In 2011, two women who provided eggs to couples struggling with infertility sued American Society for Reproductive Medicine (ASRM) in federal court claiming that the group artificially suppressed the compensation that the donors could receive.
The ASRM is the nation’s leading professional association of fertility specialists. It has established guidelines that are followed by the majority of fertility clinics.
The guidelines were published in 2007 and provide that, “[a]lthough there is no consensus on the precise payment that oocyte donors should receive, at this time sums of $5,000 or more require justification and sums above $10,000 are not appropriate.”
These guidelines were intended to prevent coercion and exploitation in the egg-donation process. The amounts were intended to provide reimbursement for expenses and other costs associated with the donation procedure.
The report observed:
Both monetary compensation and oocyte sharing create the possibility of undue inducement and exploitation in the oocyte donation process. Women may agree to provide oocytes in response to financial need. High payments could lead some prospective donors to conceal medical information relevant to their own health or that of their biologic offspring. … Financial compensation also could be challenged on grounds that it conflicts with the prevailing belief that gametes should not become products bought and sold in the marketplace.
The two women plaintiffs claimed the ASRM guidelines amount to an illegal conspiracy to set prices in violation of antitrust laws. They were later joined in the lawsuit by two other women.
On February 3, 2016, the Wall Street Journal Law Blog reported that the parties had reached a settlement in which the ASRM agreed to delete provisions in its guidelines concerning egg donor compensation and to pay each of the four women $5,000. The ASRM also agreed to pay plaintiffs’ lawyers $1.5 million in fees and costs.
So, it seems that it is acceptable for a woman to sell her eggs to the highest bidder. Indeed, it is illegal to even suggest that there might be an ethical or medical reason to impede the unfettered operation of the free market system in determining the appropriate compensation for her services.
Oh, and wait, we’re no longer talking about reasonable reimbursement for expenses and other costs associated with the donation procedure. Now, we are talking about compensation based on other factors that are unique to the donor. Compensation based on the “specific physical, cultural, or other characteristics and intellectual or other abilities” of the donor. The very concerns that prompted the promulgation of the ASRM guidelines.

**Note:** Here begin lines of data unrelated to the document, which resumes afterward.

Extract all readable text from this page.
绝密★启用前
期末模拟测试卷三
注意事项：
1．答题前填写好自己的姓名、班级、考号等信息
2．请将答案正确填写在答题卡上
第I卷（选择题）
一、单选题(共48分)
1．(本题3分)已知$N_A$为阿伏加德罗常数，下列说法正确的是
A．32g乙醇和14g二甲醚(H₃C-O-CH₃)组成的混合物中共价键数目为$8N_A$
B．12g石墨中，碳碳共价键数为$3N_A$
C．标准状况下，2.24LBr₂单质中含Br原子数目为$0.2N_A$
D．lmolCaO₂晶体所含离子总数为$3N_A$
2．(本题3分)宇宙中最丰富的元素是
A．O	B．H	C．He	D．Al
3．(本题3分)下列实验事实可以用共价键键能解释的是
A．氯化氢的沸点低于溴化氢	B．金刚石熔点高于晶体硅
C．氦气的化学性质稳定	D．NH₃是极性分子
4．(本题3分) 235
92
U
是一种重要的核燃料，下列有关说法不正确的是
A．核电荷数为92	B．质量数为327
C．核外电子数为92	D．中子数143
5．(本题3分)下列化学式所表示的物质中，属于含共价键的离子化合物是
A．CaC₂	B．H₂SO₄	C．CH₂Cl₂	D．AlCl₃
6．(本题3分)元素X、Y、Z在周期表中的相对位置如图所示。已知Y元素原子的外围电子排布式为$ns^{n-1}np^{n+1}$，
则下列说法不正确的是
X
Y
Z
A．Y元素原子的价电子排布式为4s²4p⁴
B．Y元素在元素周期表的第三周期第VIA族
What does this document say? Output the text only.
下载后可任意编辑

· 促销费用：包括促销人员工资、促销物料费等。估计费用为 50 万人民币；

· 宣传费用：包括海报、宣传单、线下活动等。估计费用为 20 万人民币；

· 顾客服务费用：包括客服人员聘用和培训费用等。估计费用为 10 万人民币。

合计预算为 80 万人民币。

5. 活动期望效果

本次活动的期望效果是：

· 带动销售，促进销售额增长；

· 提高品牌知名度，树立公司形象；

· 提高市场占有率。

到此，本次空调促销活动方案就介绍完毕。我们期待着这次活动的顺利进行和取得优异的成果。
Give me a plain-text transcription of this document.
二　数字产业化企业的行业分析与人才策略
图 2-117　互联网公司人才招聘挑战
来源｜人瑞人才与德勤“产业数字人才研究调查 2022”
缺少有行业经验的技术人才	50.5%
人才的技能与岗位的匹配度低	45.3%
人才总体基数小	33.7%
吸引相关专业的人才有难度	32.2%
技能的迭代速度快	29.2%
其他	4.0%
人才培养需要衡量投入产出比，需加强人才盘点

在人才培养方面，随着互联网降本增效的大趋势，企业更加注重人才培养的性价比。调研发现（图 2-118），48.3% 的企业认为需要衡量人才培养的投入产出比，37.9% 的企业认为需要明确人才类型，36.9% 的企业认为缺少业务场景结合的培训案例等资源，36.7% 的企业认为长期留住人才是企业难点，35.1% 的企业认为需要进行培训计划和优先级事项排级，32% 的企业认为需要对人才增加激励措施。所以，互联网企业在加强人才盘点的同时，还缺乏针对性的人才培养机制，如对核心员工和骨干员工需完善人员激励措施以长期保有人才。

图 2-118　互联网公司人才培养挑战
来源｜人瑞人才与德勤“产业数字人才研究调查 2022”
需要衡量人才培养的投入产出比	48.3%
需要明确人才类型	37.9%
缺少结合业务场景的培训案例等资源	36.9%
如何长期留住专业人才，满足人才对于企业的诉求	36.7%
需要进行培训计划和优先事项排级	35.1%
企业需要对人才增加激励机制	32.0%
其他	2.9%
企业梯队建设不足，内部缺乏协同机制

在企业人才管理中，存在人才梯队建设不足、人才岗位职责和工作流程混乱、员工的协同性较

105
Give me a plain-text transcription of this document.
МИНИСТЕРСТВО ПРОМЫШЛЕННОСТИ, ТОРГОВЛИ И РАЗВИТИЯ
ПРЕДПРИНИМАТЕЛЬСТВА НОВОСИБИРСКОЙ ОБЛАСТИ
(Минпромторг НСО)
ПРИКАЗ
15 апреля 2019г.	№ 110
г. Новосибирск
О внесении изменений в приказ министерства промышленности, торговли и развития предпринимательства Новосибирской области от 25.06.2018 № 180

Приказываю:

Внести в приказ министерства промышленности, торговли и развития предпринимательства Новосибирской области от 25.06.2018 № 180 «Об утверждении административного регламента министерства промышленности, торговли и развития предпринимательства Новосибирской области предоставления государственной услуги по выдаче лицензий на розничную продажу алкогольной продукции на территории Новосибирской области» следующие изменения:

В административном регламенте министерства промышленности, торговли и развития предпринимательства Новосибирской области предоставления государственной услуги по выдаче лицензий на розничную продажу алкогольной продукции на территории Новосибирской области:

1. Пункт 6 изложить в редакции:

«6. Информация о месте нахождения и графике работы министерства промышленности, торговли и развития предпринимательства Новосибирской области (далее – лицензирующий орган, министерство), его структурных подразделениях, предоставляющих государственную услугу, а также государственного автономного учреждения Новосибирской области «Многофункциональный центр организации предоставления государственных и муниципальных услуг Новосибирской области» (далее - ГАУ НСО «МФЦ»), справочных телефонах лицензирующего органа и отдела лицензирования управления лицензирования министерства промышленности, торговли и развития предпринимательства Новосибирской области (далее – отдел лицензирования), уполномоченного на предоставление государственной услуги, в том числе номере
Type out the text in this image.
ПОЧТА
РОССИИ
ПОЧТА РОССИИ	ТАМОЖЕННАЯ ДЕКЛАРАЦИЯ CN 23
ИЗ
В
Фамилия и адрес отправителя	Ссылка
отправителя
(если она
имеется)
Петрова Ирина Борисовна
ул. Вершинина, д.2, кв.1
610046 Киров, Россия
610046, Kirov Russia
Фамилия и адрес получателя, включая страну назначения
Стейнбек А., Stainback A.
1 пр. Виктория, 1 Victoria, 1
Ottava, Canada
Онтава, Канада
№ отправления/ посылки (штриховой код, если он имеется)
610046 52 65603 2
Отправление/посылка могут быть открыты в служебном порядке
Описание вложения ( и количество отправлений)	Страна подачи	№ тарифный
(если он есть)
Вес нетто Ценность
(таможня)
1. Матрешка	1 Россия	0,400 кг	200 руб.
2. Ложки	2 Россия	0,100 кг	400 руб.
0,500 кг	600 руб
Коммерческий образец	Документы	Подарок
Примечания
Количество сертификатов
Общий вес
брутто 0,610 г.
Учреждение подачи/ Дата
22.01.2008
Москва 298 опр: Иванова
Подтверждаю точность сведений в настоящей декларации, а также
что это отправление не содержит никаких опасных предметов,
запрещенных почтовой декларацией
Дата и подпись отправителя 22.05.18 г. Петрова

At the same time, it is illegal in at least five states (DC, MI, NJ, NY, and WA) for the same woman to be compensated for serving as a surrogate for an infertile couple. Many states regulate the practice, including imposing limitations on compensation. Others, like North Carolina, have no law addressing the practice at all. Only seven (CA, CT, DE, ME, NH, NV, OR, and RI) have fully developed bodies of law with relatively predictable results.
As is often the case, the scientists and physicians are decades ahead of the legislatures and lawyers. As a result, law is made piecemeal without any guiding purpose or plan. That usually ends badly or at least with inconsistent results.